In questa sezione della mostra le donne si affrancano dal loro ruolo tradizionale, che le vedeva esprimersi essenzialmente nell’artigianato tessile, nel ricamo, nel lavoro a maglia, o nella creazione di giocattoli e stampe popolari. A partire dal XVIII secolo, nei ceti benestanti si diffonde l’uso di far prendere lezioni di disegno e pittura alle ragazze, che iniziarono a ricevere un’autentica formazione in campo artistico. Molte donne di talento trascorsero periodi di studio all’estero e alla fine del XIX secolo in Russia si contavano diverse artiste che al pari degli uomini esponevano alle mostre e partecipavano all’attività culturali.

L’ondata di creatività che investe la Russia è alla base della nascita e della fioritura di diverse forme d’arte innovativa, e Benedikt Livšits tratteggiò efficacemente donne contemporanee come Natalija Goncharova, Olga Rozanova, Ljubov Popova, Nadežda Udaltsova, “Amazzoni delle avanguardie”, artefici di un immenso contributo all’arte mondiale.

Natalja Goncharova (1881-1962), discendente da una nobile famiglia imparentata con il poeta Alexsandr Pushkin, senza dubbio è una delle personalità artistiche più intense e originali sulla scena delle avanguardie europee. Fu lei a portare all’apice la presenza delle donne artiste russe negli anni Dieci e Venti del Novecento, con la sua ricerca del “nuovo” e del “radicale” nell’arte, di cui era carica tutta l’avanguardia russa. Verso l’inizio degli anni Dieci, le icone, gli intagli su legno, le decorazioni sui telai, le stampe popolari (“lubki”) diventano oggetto di ispirazione, imitazione e collezionismo. Prende corpo una variante tipicamente russa del Neoprimitivismo, orientata sull’arte popolare, sulle tradizioni nazionali e sulla creatività dell’infanzia, esperienza che lascia un’impronta particolarmente profonda nell’opera della Goncharova. Gli alberi e le piccole figure umane del quadro monocromo Inverno (1908) sono dipinti volontariamente con scarsa incisività, come si rileva nei disegni dei bambini.
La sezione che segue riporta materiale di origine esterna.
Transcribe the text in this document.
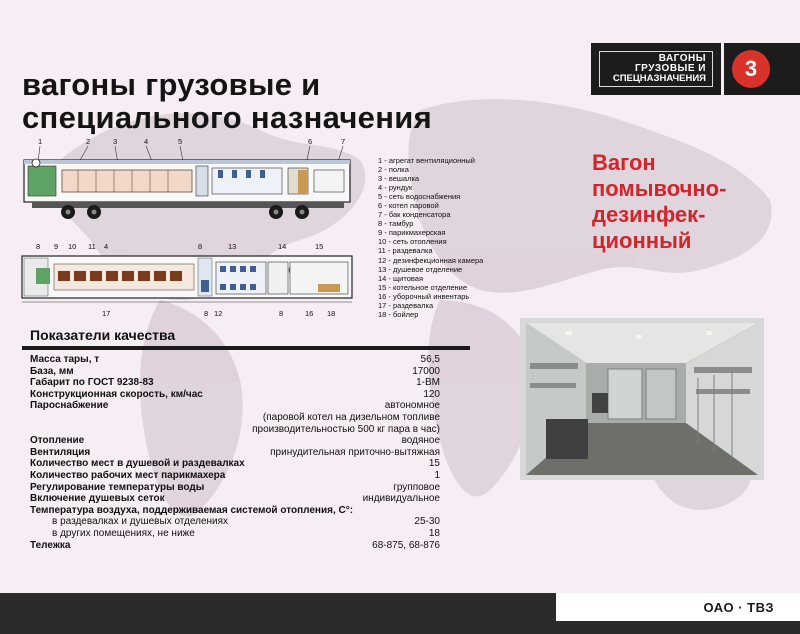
ВАГОНЫ
ГРУЗОВЫЕ И
СПЕЦНАЗНАЧЕНИЯ	3
вагоны грузовые и
специального назначения
1	2	3	4	5	6	7
8 9 10 11 4	8	13	14	15
17	8 12	8	16 18
1 - агрегат вентиляционный
2 - полка
3 - вешалка
4 - рундук
5 - сеть водоснабжения
6 - котел паровой
7 - бак конденсатора
8 - тамбур
9 - парикмахерская
10 - сеть отопления
11 - раздевалка
12 - дезинфекционная камера
13 - душевое отделение
14 - щитовая
15 - котельное отделение
16 - уборочный инвентарь
17 - раздевалка
18 - бойлер
Вагон
помывочно-
дезинфек-
ционный
Показатели качества
Масса тары, т	56,5
База, мм	17000
Габарит по ГОСТ 9238-83	1-ВМ
Конструкционная скорость, км/час	120
Пароснабжение	автономное
(паровой котел на дизельном топливе
производительностью 500 кг пара в час)
Отопление	водяное
Вентиляция	принудительная приточно-вытяжная
Количество мест в душевой и раздевалках	15
Количество рабочих мест парикмахера	1
Регулирование температуры воды	групповое
Включение душевых сеток	индивидуальное
Температура воздуха, поддерживаемая системой отопления, С°:
в раздевалках и душевых отделениях	25-30
в других помещениях, не ниже	18
Тележка	68-875, 68-876
ОАО · ТВЗ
A partire dagli anni Ottanta iniziano a comparire nelle sale dei musei e nelle mostre lavori delle artiste dell’avanguardia come Ljubov Popova, Olga Rozanova, Zinaida Serebrjakova, che stupiscono tutti per la loro audacia e la intensa creatività. Aleksandra Ekster, Nadežda Udaltsova e Ljubov Popova danno vita a un’originale versione russa del Cubismo, il Cubo-Futurismo, con cui ognuna supera i confini della corrente artistica, alla ricerca di una propria espressione personale.

Nel 1932 una disposizione del Partito vieta tutti gli stili e le correnti: il realismo socialista viene scelto come espressione ufficiale dell’Unione Sovietica, e le donne artiste, come gli uomini, sono costrette a scegliere di adeguarsi o di uscire di scena, limitandosi all’attività privata. Questo stato di cose si protrarrà fino alla metà degli anni Sessanta.

L’esposizione si chiude con L’operaio e la kolkotsiana, l’opera più conosciuta di Vera Mukhina, diventata simbolo stesso dello Stato sovietico. La sua scultura in acciaio, realizzata in vista dell’Esposizione Universale di Parigi, si aggiudicò la presenza nel padiglione dell’URSS, grazie alla forte espressività delle due figure che reggono il martello e la falce. All’Esposizione del 1937 il padiglione della Russia si trovava proprio di fronte a quello tedesco, su cui troneggiava l’Aquila nazista: i due più assoluti totalitarismi del Novecento si guardavano a pochi metri uno dall’altro.

In attesa di poter riaprire le porte della mostra Divine e Avanguardie. Le donne nell’arte russa, il Palazzo Reale di Milano propone un ricco cartellone di attività in diretta streaming: lezioni, visite guidate e laboratori per bambini.